By Linda Conlin, Pro to Pro Managing Editor

When Hall of Fame baseball player Willie Mays passed away on June 18, much attention was given to what is considered to be one of the greatest plays of all time, known simply as “The Catch.” It was the eighth inning of Game 1 of the 1954 World Series in which Mays and the Giants swept the Cleveland Indians (now the Guardians) in four games. The score was tied 2-2 when Mays made an over-the-shoulder catch of a ball that traveled 421 feet from home plate, at an approximate speed of 106 mph off the bat. Mays ran 90 feet with his back to the ball, and a couple glances over his shoulder to track it. But he didn’t look at the ball for the last 20 feet before making a perfect catch over his left shoulder. How did Mays do that?

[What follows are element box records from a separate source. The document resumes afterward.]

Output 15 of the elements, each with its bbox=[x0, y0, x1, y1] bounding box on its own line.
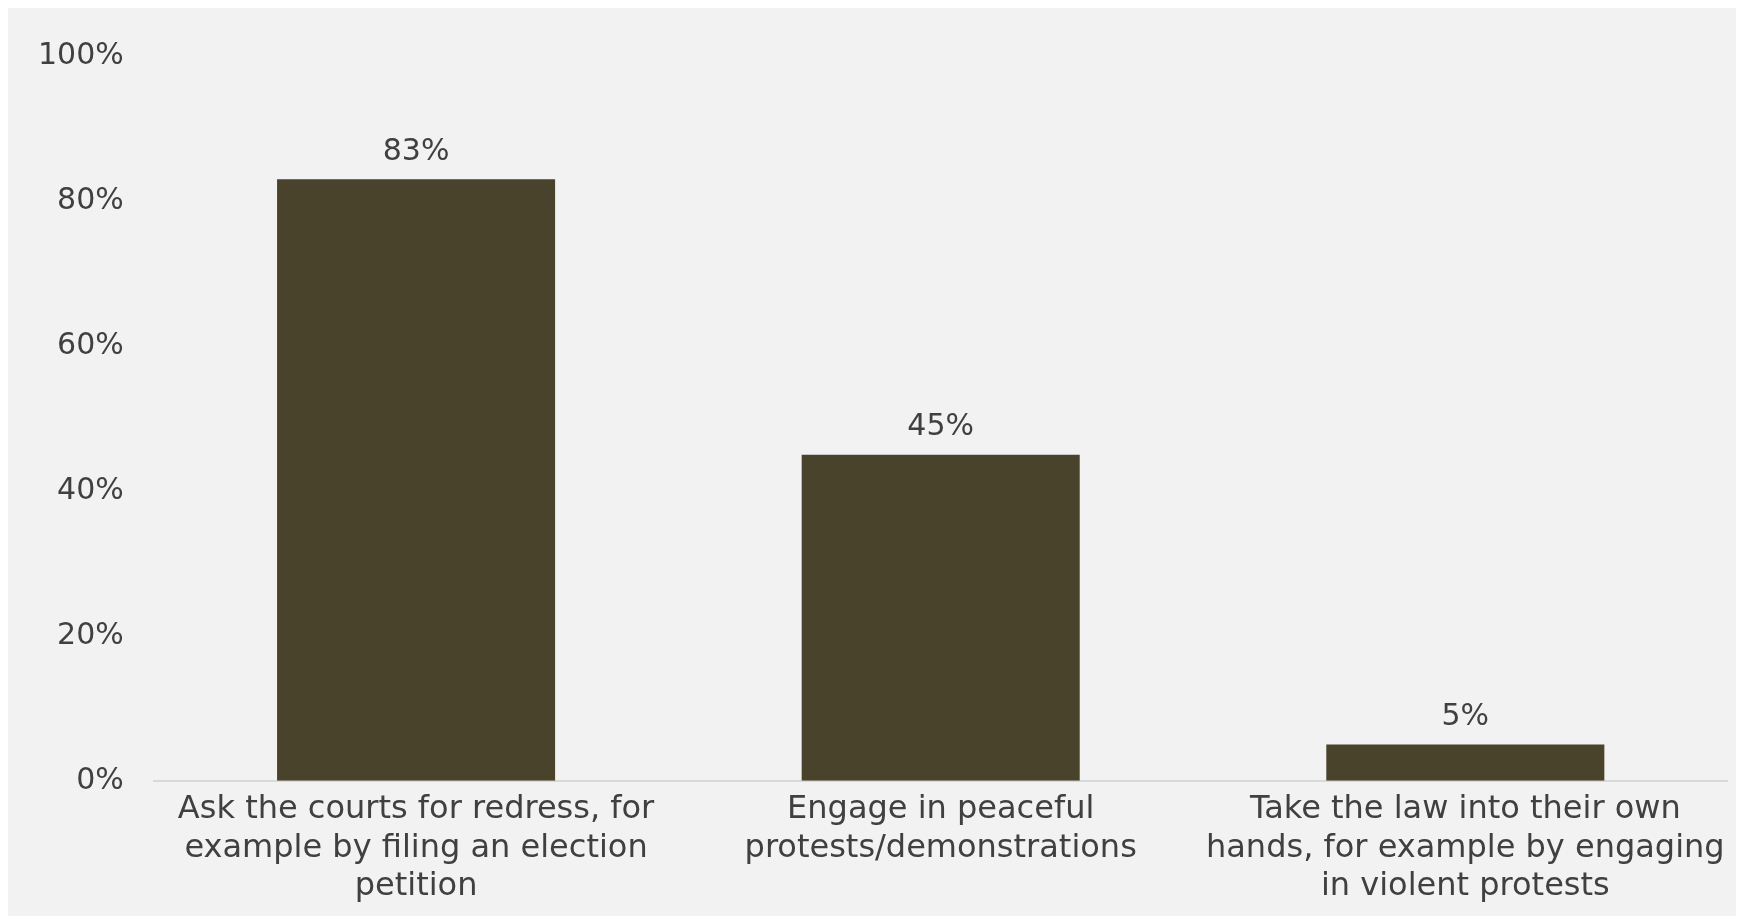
x-tick-label: Ask the courts for redress, for example by filing an election petition bbox=[177, 788, 656, 904]
data-label: 5% bbox=[1441, 697, 1490, 733]
y-tick-label: 40% bbox=[57, 470, 124, 506]
bar bbox=[1326, 744, 1605, 781]
x-tick-label: Engage in peaceful protests/demonstrations bbox=[744, 788, 1137, 865]
bar bbox=[277, 179, 556, 781]
y-tick-label: 0% bbox=[76, 760, 124, 796]
y-tick-label: 60% bbox=[57, 325, 124, 361]
data-label: 45% bbox=[907, 407, 975, 443]
data-label: 83% bbox=[382, 132, 450, 168]
y-tick-label: 100% bbox=[37, 35, 124, 71]
y-tick-label: 20% bbox=[57, 615, 124, 651]
y-tick-label: 80% bbox=[57, 180, 124, 216]
x-tick-label: Take the law into their own hands, for example by engaging in violent protests bbox=[1205, 788, 1725, 904]
bar bbox=[801, 454, 1080, 781]
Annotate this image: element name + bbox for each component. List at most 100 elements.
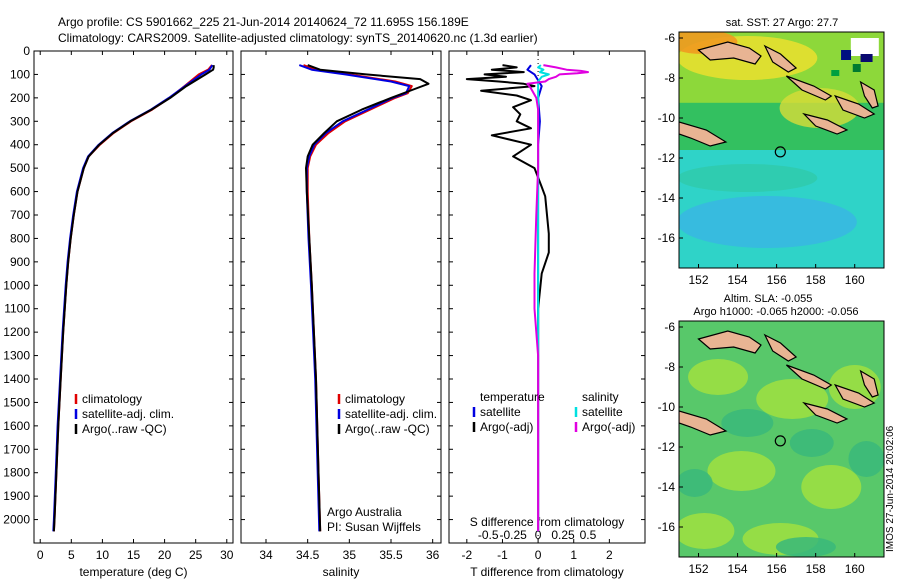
sst-mid-patch bbox=[679, 164, 818, 192]
y-tick-label: -10 bbox=[658, 400, 676, 414]
y-tick-label: -10 bbox=[658, 111, 676, 125]
plot-frame bbox=[448, 50, 646, 544]
y-tick-label: -12 bbox=[658, 151, 676, 165]
island-shape bbox=[859, 80, 879, 109]
island-shape bbox=[763, 333, 798, 362]
x-tick-label: 158 bbox=[806, 562, 826, 576]
sst-cool-patch bbox=[679, 196, 857, 248]
y-tick-label: 800 bbox=[10, 231, 30, 245]
sla-low-patch bbox=[848, 441, 884, 477]
y-tick-label: 900 bbox=[10, 255, 30, 269]
annotation-institution: Argo Australia bbox=[327, 505, 402, 519]
sla-low-patch bbox=[775, 537, 836, 557]
salinity-panel: 34 34.5 35 35.5 36 salinity climatologysatelli… bbox=[240, 50, 442, 579]
sla-high-patch bbox=[801, 465, 862, 509]
series-line-s-argo--adj- bbox=[526, 64, 589, 532]
x-tick-label: 10 bbox=[96, 548, 110, 562]
x-tick-label: 30 bbox=[220, 548, 234, 562]
y-tick-label: -6 bbox=[664, 31, 675, 45]
x-tick-label: 0 bbox=[37, 548, 44, 562]
y-tick-label: 200 bbox=[10, 91, 30, 105]
legend-label: satellite bbox=[582, 405, 623, 419]
sla-high-patch bbox=[707, 451, 776, 491]
legend-title-salinity: salinity bbox=[582, 390, 619, 404]
island-shape bbox=[785, 75, 833, 101]
x-tick-label: 35 bbox=[343, 548, 357, 562]
sla-low-patch bbox=[789, 429, 834, 457]
series-line-s-satellite bbox=[537, 64, 550, 532]
legend-label: satellite-adj. clim. bbox=[345, 407, 437, 421]
island-shape bbox=[833, 383, 876, 408]
y-tick-label: -14 bbox=[658, 191, 676, 205]
y-tick-label: 1100 bbox=[4, 302, 30, 316]
x-tick-label: 156 bbox=[767, 562, 787, 576]
x-tick-label: 0 bbox=[535, 548, 542, 562]
x-tick-label: 15 bbox=[127, 548, 141, 562]
x-tick-label: 5 bbox=[68, 548, 75, 562]
y-tick-label: -6 bbox=[664, 320, 675, 334]
island-shape bbox=[763, 44, 798, 73]
island-shape bbox=[697, 330, 762, 354]
sla-map-panel: 152 154 156 158 160 -6 -8 -10 -12 -14 -16 Altim. SL… bbox=[658, 293, 885, 576]
legend-label: satellite bbox=[480, 405, 521, 419]
x-tick-label: 160 bbox=[845, 562, 865, 576]
x-tick-label: 156 bbox=[767, 273, 787, 287]
sla-low-patch bbox=[679, 469, 713, 497]
x-tick-label: 34 bbox=[259, 548, 273, 562]
map-frame bbox=[678, 31, 885, 269]
legend-label: satellite-adj. clim. bbox=[82, 407, 174, 421]
island-shape bbox=[802, 112, 849, 135]
legend-label: Argo(..raw -QC) bbox=[345, 422, 430, 436]
sst-map-panel: 152 154 156 158 160 -6 -8 -10 -12 -14 -16 sat. SST:… bbox=[658, 17, 885, 287]
y-tick-label: -14 bbox=[658, 480, 676, 494]
map-field bbox=[679, 32, 884, 268]
x-tick-label: 34.5 bbox=[296, 548, 320, 562]
y-tick-label: -16 bbox=[658, 520, 676, 534]
y-tick-label: 1800 bbox=[3, 466, 30, 480]
series-line-t-argo--adj- bbox=[465, 64, 550, 532]
difference-panel: -2 -1 0 1 2 -0.5 -0.25 0 0.25 0.5S difference fro… bbox=[448, 50, 646, 579]
temperature-panel: 0100200300400500600700800900100011001200… bbox=[3, 44, 233, 579]
island-shape bbox=[679, 121, 728, 147]
map-title: Altim. SLA: -0.055 bbox=[724, 293, 813, 305]
y-tick-label: 2000 bbox=[3, 513, 30, 527]
y-tick-label: 700 bbox=[10, 208, 30, 222]
island-shape bbox=[785, 364, 833, 390]
map-field bbox=[679, 321, 884, 557]
y-tick-label: 1300 bbox=[3, 349, 30, 363]
y-tick-label: 1500 bbox=[3, 395, 30, 409]
x-tick-label: 160 bbox=[845, 273, 865, 287]
y-tick-label: 1600 bbox=[3, 419, 30, 433]
x-tick-label: -2 bbox=[461, 548, 472, 562]
series-line-argo---raw--qc- bbox=[305, 64, 430, 532]
y-tick-label: 600 bbox=[10, 185, 30, 199]
y-tick-label: -16 bbox=[658, 231, 676, 245]
s-tick-label: 0.5 bbox=[580, 528, 597, 542]
plot-frame bbox=[240, 50, 442, 544]
map-frame bbox=[678, 320, 885, 558]
side-stamp: IMOS 27-Jun-2014 20:02:06 bbox=[885, 425, 896, 552]
x-tick-label: 152 bbox=[689, 562, 709, 576]
sla-high-patch bbox=[688, 359, 749, 395]
s-tick-label: -0.25 bbox=[499, 528, 527, 542]
x-tick-label: 20 bbox=[158, 548, 172, 562]
legend-title-temperature: temperature bbox=[480, 390, 545, 404]
plot-frame bbox=[33, 50, 234, 544]
y-tick-label: 400 bbox=[10, 138, 30, 152]
x-tick-label: 154 bbox=[728, 562, 748, 576]
y-tick-label: 1900 bbox=[3, 489, 30, 503]
header-line-1: Argo profile: CS 5901662_225 21-Jun-2014… bbox=[58, 15, 469, 29]
header-line-2: Climatology: CARS2009. Satellite-adjuste… bbox=[58, 31, 538, 45]
map-title: sat. SST: 27 Argo: 27.7 bbox=[726, 17, 839, 29]
y-tick-label: -8 bbox=[664, 360, 675, 374]
island-shape bbox=[859, 369, 879, 398]
y-tick-label: -8 bbox=[664, 71, 675, 85]
sla-low-patch bbox=[721, 409, 774, 437]
x-tick-label: 1 bbox=[570, 548, 577, 562]
x-tick-label: 154 bbox=[728, 273, 748, 287]
sst-cloud-pixel bbox=[831, 70, 840, 76]
y-tick-label: 500 bbox=[10, 161, 30, 175]
x-axis-label: salinity bbox=[323, 565, 360, 579]
sst-cloud-pixel bbox=[852, 64, 861, 72]
legend-label: Argo(-adj) bbox=[480, 420, 533, 434]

One theory is a perceptual motor skill known as optical acceleration cancellation, which Mays claimed to have learned playing football in high school. Optical acceleration cancellation proposes that that the outfielder tracks the elevation angle of the ball after it is hit. If the angle accelerates, the ball will land behind the ballplayer; if it decelerates, the ball will land in front. The fielder moves forward or backward to compensate. Researchers at Brown University tested that theory against two others, the mental model of trajectory in which outfielders rely on subconscious internal models of the physical world to calculate the ball's trajectory and predict its landing point, and linear optical trajectory, in which outfielders run in such a way that their visual image of the ball appears to form a straight line. (http://news.brown.edu/pressreleases/2010/01/flyball)

Eight varsity baseball players and four varsity softball players took part in the study, fielding virtual fly balls in Brown's Virtual Environment Navigation Lab. Each wore a head-mounted display that allowed them to see the virtual ball as it was launched, and they ran in the 40-by-40-foot research space to make their virtual catches. Their movements were consistent with the optical acceleration cancellation theory. Conducting the research virtually allowed Warren and the team to test the three theories by making the ball fly on a physically impossible trajectory. They then recorded the subjects' head and glove positions to figure out how they were trying to catch the ball. While all three models can predict successful catches and similar running paths, the digitally altered or physically impossible trajectories included in this research show that baseball players continuously track the ball and run forward or backward to cancel optical acceleration.

Broadcaster for NBC Jack Brickhouse was calling the game when Mays made that impossible catch. Brickhouse said, “Mays just brought this crowd to its feet with a catch which must have been an optical illusion to a lot of people!” But we know Mays’ perceptual motor skills were no illusion.